Videonomics

Is long-form just TV?

If the folks at FreeWheel are right, then the above video might just have a chance.

The video is the first in a new series from writer-director-producer Brian Singer. In a nutshell, H+ tells the story of a post-apocalytic future where humans struggle through the aftermath of a virus that kills off one-third of the population. But the virus isn’t just any old bug, it’s actually a computer virus that spreads because many humans have implanted a chip into their bodies so that they can access the Web all the time. Sounds ambitious for a YouTube premium partner, right? Well, Singer is an ambitious creator. Rather than limiting the story to one narrative, Singer has baked in the idea that users may watch all 48 episodes out of order and, he hopes, choose to rearrange them for a second or even third viewing.

“As more episodes debut, the audience has the unique ability to rearrange them sequentially or by characters’ storylines or locations, so that they can retell our story in their own preference,” Singer has said.

Between the narrative twists and turns (something Singer knows how to do particularly well given the success of The Usual Suspects) and a decent special effects budget (something you don’t see much of on the Web), it’s fair to say that the series is Hollywood storytelling, adapted for the Web. In fact, if the episodes were longer (like an hour) and there were name stars, it would be a TV show. But it’s not a TV show, although it is produced by Warner Bros.

For almost a year now, Hollywood has been launching projects like Singer’s on YouTube. A big part of that partnership has been premised on the idea that — whatever digital video will become, whatever model it may develop — it will be the future of entertainment, somehow. It’s kind of a jump first, look second strategy. Or maybe it’s the absence of a strategy. Despite the fact that there isn’t yet a true business model (or models) for online video, producers like Singer and companies like Warner Bros. have been lining up to do business with YouTube, and somehow, someone, somewhere will figure out a way to make content like this viable and profitable.

But back to the folks at FreeWheel. They think somebody already has figured it out. In a new report, they say that users are watching ads in long-form video. And over at AdWeek, that’s good news because it means digital content producers just need to dust off the old TV playbook (with a few modifications).

“[T]he online video environment is increasingly mimicking the experience of the age-old television ad model, as the standard pre-roll spot is giving way to a far more comprehensive break structure… So long as consumers continue to accept the inherent tradeoff of ad-supported content—after all, a few sponsor messages are worth the price of admission for what would otherwise be offered as premium content—content providers are more than happy to simulate standard TV loads in the digital realm. And while pre-roll remains the dominant paradigm, mid-roll is on the rise.”

While FreeWheel offers a ton of data supporting the claim that pre-roll is on the rise and that users are tolerant — maybe even accepting — of ads in long-form video, I’m not sure that’s what’s really going on. For one thing, digital doesn’t offer users the same kind of ad-skipping technology that you get with TV. Sure, you can skip the ad on YouTube, but that’s really about targeting more than anything else. Also, if you’re watching through a browser, it’s entirely possible that you just open up a new tab while the ad runs its course.

And then there’s the balance question.

“It’s all about striking the right balance, and our customers continue to play with all the levers in order to be sure they offer the ideal spot load,” JoAnna Foyle Abel, vice president of marketing at FreeWheel told AdWeek. “The trick is to monetize your content without disastrously eroding the viewer experience.”

Balance may not be a trait found among most content producer.
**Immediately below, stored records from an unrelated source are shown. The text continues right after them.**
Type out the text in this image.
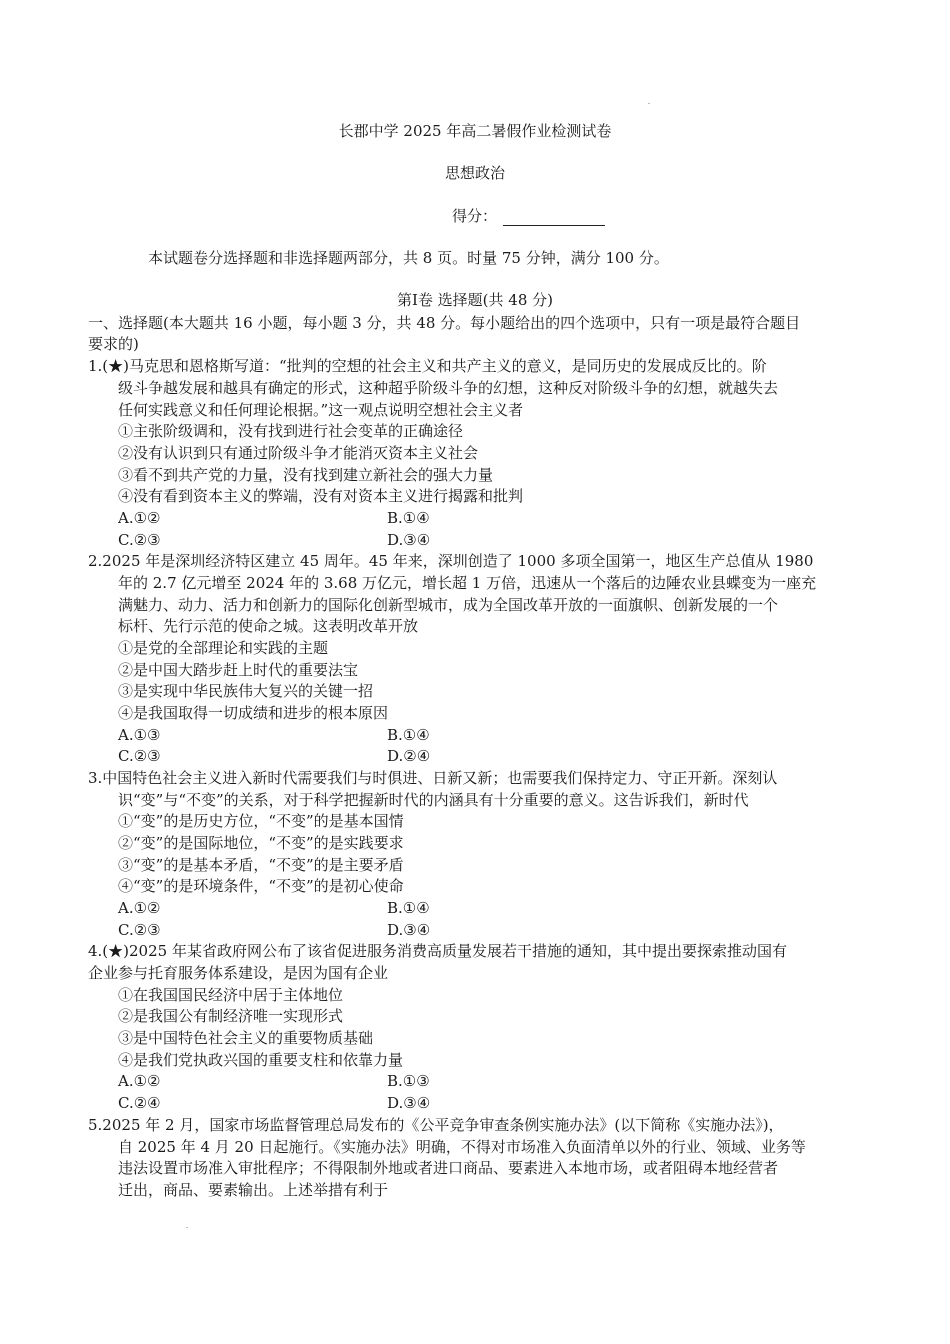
长郡中学 2025 年高二暑假作业检测试卷
思想政治
得分：
本试题卷分选择题和非选择题两部分，共 8 页。时量 75 分钟，满分 100 分。
第Ⅰ卷 选择题(共 48 分)
一、选择题(本大题共 16 小题，每小题 3 分，共 48 分。每小题给出的四个选项中，只有一项是最符合题目
要求的)
1.(★)马克思和恩格斯写道：“批判的空想的社会主义和共产主义的意义，是同历史的发展成反比的。阶
级斗争越发展和越具有确定的形式，这种超乎阶级斗争的幻想，这种反对阶级斗争的幻想，就越失去
任何实践意义和任何理论根据。”这一观点说明空想社会主义者
①主张阶级调和，没有找到进行社会变革的正确途径
②没有认识到只有通过阶级斗争才能消灭资本主义社会
③看不到共产党的力量，没有找到建立新社会的强大力量
④没有看到资本主义的弊端，没有对资本主义进行揭露和批判
A.①②	B.①④
C.②③	D.③④
2.2025 年是深圳经济特区建立 45 周年。45 年来，深圳创造了 1000 多项全国第一，地区生产总值从 1980
年的 2.7 亿元增至 2024 年的 3.68 万亿元，增长超 1 万倍，迅速从一个落后的边陲农业县蝶变为一座充
满魅力、动力、活力和创新力的国际化创新型城市，成为全国改革开放的一面旗帜、创新发展的一个
标杆、先行示范的使命之城。这表明改革开放
①是党的全部理论和实践的主题
②是中国大踏步赶上时代的重要法宝
③是实现中华民族伟大复兴的关键一招
④是我国取得一切成绩和进步的根本原因
A.①③	B.①④
C.②③	D.②④
3.中国特色社会主义进入新时代需要我们与时俱进、日新又新；也需要我们保持定力、守正开新。深刻认
识“变”与“不变”的关系，对于科学把握新时代的内涵具有十分重要的意义。这告诉我们，新时代
①“变”的是历史方位，“不变”的是基本国情
②“变”的是国际地位，“不变”的是实践要求
③“变”的是基本矛盾，“不变”的是主要矛盾
④“变”的是环境条件，“不变”的是初心使命
A.①②	B.①④
C.②③	D.③④
4.(★)2025 年某省政府网公布了该省促进服务消费高质量发展若干措施的通知，其中提出要探索推动国有
企业参与托育服务体系建设，是因为国有企业
①在我国国民经济中居于主体地位
②是我国公有制经济唯一实现形式
③是中国特色社会主义的重要物质基础
④是我们党执政兴国的重要支柱和依靠力量
A.①②	B.①③
C.②④	D.③④
5.2025 年 2 月，国家市场监督管理总局发布的《公平竞争审查条例实施办法》(以下简称《实施办法》)，
自 2025 年 4 月 20 日起施行。《实施办法》明确，不得对市场准入负面清单以外的行业、领域、业务等
违法设置市场准入审批程序；不得限制外地或者进口商品、要素进入本地市场，或者阻碍本地经营者
迁出，商品、要素输出。上述举措有利于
“Of course, that’s a trick that TV still hasn’t wholly worked out to anyone’s satisfaction, 70-year head start to the contrary,” AdWeek reporter Anthony Crupi wrote. “(Anyone who subscribes to basic cable can attest to the skull-clutching tedium of the Saturday afternoon movie—there’s nothing quite like investing two-and-a-half hours in a comedy with a 90-minute run time.)”

Ok, so right there we have  three reasons why long-form may not be profitable on ads alone.

  1. Ad-skipping technology isn’t there yet on the Web, so we don’t have an apples to apples comparison.
  2. The Web experience allows users to tune out, even if they are tuned in.
  3. Content producers are naturally inclined to kill the goose that lays the golden egg.

But there’s a fourth factor that has me worried. The central thesis of the Web will be just like TV line of thinking is anti-innovation. Now, it may be that users do respond to ads in long-form. If they do, that’s great. But for some time now, we’ve been on the lookout for a new business model, not an old one. It’s nice to wish that the Web could be just like TV. But for a million reasons, it’s just not. So while reports like this are important, it’s also important not to see them as proof that we can somehow return to a business model we understood. We can’t.

We’re at the beginning of online video. We’ve seen the technology innovation. We’re starting to see creative innovation with shows like H+, but we have yet to see business innovation.